I have control of the phone server. :)
I understand that this is most likly because cisco did something probably non-standard but just would think if the cheap no for good routers have the options to turn on that fix it, that could have on in pfsense… I understand security may go down a little but I rather have the pfbox with less security because of it than this $40 dlink... lol
-
Cyber–
hey i have the same problems you are having also. i did try this and it works great except you need a 2nd PFSENSE box running Ovpn.
i set up a vpn tunnel between client and obviously the server and the cisco 7940/60 works great! the down side is you need a box to do the vpn shit and then the other is, it is a piggy on the bandwidth somewhere around 139kbs up/down i thnk it is 70kb for the voice and the rest is all encapsulation of the VPN.

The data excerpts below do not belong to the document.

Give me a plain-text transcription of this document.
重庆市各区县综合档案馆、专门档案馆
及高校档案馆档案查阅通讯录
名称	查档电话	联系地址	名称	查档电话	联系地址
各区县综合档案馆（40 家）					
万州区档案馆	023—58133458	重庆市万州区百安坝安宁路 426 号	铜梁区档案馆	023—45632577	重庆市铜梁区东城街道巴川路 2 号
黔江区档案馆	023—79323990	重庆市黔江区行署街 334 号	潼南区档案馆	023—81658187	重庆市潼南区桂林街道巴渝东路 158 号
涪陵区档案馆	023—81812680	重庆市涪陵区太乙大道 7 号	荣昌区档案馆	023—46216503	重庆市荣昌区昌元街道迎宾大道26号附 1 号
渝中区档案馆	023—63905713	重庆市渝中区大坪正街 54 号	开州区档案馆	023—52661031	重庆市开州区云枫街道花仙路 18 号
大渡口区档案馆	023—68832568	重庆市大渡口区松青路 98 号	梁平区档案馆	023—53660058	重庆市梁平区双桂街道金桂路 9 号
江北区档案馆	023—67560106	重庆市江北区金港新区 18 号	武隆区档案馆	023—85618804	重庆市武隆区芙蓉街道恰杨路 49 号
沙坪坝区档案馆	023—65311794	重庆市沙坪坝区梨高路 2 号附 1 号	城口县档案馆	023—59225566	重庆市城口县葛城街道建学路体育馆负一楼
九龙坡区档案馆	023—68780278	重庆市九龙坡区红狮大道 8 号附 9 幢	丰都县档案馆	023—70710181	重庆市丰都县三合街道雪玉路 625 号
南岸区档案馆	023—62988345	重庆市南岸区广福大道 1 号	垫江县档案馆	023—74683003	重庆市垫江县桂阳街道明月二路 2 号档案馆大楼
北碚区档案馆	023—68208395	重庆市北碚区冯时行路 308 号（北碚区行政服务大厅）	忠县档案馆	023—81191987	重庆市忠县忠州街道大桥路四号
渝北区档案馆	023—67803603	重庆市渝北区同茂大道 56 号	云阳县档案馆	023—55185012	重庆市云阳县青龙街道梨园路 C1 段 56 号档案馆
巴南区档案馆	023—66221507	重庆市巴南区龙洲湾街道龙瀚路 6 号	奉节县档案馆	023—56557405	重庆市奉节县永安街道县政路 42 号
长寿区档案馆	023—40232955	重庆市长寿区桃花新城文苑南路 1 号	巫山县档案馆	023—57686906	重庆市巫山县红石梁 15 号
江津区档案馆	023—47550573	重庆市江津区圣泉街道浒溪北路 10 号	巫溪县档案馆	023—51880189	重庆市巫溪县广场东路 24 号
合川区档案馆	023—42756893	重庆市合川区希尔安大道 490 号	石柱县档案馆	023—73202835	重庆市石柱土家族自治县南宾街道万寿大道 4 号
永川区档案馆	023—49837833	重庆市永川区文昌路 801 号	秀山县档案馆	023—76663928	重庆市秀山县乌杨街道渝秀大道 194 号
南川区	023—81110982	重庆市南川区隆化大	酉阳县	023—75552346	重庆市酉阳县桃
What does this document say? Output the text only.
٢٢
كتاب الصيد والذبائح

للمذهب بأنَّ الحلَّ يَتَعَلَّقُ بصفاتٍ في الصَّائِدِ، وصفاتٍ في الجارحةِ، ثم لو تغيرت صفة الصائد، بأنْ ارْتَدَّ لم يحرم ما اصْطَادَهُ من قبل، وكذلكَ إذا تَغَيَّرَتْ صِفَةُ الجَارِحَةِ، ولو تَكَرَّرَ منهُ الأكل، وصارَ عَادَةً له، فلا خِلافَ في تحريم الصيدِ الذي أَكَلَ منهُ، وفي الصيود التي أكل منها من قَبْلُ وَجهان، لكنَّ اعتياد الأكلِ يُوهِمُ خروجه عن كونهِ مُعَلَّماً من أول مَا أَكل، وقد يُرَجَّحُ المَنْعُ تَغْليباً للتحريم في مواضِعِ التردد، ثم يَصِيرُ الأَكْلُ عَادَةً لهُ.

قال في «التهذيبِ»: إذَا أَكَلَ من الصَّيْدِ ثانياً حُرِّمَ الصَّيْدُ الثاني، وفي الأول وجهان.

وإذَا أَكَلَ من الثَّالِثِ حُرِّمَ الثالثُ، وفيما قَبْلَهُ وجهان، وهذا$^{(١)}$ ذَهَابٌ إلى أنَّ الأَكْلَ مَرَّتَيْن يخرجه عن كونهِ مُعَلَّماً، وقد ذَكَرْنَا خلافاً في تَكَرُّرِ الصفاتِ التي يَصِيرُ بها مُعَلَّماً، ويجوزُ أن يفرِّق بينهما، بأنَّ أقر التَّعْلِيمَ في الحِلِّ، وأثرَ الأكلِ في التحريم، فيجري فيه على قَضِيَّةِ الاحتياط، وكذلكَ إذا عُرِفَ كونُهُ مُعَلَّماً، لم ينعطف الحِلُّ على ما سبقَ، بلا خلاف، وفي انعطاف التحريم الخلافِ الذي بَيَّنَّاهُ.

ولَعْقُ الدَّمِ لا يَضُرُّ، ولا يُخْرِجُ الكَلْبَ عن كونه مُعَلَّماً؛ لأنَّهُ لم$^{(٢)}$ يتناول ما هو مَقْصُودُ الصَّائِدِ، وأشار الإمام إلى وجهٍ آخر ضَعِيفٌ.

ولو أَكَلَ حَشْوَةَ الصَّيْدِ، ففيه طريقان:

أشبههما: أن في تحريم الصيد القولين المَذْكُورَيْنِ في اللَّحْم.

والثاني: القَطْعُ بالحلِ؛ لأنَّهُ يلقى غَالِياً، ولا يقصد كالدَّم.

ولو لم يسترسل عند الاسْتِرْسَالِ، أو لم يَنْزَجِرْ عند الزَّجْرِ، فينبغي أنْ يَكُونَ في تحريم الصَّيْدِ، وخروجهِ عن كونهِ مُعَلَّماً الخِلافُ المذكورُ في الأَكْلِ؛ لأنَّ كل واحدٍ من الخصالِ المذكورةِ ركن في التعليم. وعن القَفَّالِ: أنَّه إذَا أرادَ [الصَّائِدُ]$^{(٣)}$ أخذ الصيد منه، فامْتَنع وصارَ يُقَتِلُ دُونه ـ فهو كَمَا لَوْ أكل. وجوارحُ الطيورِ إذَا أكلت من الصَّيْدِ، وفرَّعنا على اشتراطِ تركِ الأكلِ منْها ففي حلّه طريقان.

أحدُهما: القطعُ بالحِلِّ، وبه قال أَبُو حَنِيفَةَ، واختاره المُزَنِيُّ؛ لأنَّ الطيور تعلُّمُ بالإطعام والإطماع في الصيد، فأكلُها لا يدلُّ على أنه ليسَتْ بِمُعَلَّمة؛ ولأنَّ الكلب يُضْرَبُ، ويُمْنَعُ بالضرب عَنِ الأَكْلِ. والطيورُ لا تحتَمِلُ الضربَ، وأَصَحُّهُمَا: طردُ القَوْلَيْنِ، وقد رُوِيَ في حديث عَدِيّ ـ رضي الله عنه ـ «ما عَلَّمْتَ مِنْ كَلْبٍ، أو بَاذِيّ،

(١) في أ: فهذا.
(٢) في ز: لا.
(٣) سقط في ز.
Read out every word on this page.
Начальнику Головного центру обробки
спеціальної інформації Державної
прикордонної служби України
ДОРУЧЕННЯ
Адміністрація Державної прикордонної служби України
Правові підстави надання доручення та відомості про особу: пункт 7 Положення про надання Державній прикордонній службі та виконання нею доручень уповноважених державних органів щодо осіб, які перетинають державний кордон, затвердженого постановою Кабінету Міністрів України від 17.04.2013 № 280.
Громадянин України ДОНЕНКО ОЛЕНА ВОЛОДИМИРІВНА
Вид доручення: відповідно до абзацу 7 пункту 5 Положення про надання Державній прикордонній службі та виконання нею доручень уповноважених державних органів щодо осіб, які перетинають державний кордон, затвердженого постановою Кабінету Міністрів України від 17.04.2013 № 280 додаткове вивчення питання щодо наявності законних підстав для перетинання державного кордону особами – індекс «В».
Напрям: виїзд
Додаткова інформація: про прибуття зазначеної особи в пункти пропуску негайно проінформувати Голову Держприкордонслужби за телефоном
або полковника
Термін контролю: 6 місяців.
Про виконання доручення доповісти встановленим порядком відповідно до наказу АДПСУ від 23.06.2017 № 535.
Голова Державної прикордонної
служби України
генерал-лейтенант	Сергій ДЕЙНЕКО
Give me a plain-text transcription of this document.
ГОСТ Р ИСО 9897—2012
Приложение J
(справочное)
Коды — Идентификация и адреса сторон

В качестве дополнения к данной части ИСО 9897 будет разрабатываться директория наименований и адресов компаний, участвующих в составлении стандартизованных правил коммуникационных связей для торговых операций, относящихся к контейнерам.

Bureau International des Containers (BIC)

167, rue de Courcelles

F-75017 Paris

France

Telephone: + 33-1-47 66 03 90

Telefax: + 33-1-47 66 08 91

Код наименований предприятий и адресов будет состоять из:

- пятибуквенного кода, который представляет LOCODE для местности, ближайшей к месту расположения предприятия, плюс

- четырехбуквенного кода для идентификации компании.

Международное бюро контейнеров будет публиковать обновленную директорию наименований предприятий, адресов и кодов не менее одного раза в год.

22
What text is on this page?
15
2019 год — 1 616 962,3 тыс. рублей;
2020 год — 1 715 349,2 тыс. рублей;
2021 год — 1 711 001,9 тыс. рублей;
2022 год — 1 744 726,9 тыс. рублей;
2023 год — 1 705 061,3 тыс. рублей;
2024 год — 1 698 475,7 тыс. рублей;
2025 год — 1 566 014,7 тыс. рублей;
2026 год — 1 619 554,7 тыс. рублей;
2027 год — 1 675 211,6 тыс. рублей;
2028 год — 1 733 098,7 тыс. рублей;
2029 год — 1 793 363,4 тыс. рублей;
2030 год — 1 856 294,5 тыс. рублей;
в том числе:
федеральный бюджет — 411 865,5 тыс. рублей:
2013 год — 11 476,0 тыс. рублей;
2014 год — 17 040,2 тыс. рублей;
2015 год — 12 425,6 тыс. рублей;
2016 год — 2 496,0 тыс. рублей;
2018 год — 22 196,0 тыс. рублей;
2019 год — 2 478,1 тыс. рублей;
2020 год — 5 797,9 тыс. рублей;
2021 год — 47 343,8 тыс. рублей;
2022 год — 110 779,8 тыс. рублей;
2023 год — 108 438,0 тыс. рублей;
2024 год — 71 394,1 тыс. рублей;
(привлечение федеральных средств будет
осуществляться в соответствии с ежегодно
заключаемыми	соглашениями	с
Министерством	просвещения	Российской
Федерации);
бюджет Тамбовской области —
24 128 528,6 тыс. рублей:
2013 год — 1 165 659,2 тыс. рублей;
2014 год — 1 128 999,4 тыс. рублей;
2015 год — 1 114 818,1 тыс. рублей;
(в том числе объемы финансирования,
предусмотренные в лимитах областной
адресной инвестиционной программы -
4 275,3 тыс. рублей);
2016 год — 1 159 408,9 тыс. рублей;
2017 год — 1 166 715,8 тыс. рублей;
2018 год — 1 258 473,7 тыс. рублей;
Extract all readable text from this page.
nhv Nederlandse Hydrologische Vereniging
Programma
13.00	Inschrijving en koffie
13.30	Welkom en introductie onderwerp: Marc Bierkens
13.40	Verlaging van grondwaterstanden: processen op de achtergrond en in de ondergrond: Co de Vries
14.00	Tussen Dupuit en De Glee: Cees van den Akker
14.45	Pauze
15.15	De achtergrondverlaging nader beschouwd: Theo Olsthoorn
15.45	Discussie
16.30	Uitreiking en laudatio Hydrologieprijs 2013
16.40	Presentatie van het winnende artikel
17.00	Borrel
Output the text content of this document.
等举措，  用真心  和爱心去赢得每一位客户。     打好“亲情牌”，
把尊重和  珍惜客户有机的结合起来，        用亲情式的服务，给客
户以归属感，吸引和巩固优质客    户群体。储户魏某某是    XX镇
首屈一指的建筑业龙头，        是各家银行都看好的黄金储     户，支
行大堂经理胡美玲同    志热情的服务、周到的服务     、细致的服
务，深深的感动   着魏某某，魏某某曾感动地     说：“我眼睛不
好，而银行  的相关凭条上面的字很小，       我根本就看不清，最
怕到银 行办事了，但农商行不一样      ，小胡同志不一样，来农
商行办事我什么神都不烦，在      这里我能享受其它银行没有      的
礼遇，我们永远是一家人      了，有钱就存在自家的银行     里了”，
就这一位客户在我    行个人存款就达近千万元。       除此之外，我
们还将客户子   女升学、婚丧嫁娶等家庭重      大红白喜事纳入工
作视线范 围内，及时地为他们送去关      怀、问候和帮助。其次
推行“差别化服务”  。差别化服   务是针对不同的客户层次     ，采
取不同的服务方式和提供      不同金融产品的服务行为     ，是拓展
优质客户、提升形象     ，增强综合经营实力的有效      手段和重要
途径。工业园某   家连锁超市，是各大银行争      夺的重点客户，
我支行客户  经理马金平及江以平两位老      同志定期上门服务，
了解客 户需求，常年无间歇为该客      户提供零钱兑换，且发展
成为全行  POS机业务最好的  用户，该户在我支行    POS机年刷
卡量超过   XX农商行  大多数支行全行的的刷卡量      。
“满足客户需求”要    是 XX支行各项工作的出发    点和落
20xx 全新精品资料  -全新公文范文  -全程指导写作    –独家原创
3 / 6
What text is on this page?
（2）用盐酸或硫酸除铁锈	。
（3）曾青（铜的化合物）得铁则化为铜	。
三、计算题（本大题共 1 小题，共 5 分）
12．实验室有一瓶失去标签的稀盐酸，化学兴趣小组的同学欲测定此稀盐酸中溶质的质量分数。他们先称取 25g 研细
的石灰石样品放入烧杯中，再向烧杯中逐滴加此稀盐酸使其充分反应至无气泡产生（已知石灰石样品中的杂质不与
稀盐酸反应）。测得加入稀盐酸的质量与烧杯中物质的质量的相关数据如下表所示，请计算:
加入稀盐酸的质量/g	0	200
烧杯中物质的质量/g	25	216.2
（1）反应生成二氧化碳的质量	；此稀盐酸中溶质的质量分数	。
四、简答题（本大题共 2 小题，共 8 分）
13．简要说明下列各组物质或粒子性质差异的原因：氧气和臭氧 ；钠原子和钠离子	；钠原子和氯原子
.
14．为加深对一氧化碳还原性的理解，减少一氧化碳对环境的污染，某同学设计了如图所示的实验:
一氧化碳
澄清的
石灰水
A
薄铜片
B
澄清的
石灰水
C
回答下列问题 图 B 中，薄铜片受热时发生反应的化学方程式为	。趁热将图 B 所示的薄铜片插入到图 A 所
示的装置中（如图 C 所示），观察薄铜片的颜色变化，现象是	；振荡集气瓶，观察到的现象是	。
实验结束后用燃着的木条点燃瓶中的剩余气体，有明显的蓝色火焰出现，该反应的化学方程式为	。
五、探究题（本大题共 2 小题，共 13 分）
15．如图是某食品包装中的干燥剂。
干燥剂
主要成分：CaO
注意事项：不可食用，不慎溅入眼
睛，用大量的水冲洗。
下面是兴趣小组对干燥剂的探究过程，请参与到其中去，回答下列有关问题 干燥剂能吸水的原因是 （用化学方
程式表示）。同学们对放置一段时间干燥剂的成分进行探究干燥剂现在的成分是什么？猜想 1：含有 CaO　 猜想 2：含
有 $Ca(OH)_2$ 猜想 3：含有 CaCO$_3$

but i did have this working well and thought i could do a alix on the remote side and hook a linksys router in bypass mode just for the extra physical ports and the wifi ability. but that thing doesnt like to do a live install where you can use packages.
-
I was kind of wondering about the VPN part… We have a IPSec tunnel between us and a data center and I was thinking of trying the phone server at that location and see if it would work through the VPN. But I agree, I dont like extra overhead and that does not help me with other remote clients, it only would help for the main office.
Ugg.. I just wish things would work, lol. We are going to end up ditching pfsense because of this and I did not want to do this but my options are gone. It works with routers that have ALG and SIP as an option, just hope someone can maybe make a package or something.
-
Hey from what i can tell
the Pfsense starter m0n0 is running Voip like there is no tomorrow. what is the difference that pfsense is stuck?
i would really like to keep the asterisk server behind the Firewall for obvious reasons. so si there something that sould be done is a differnt part of pfsense?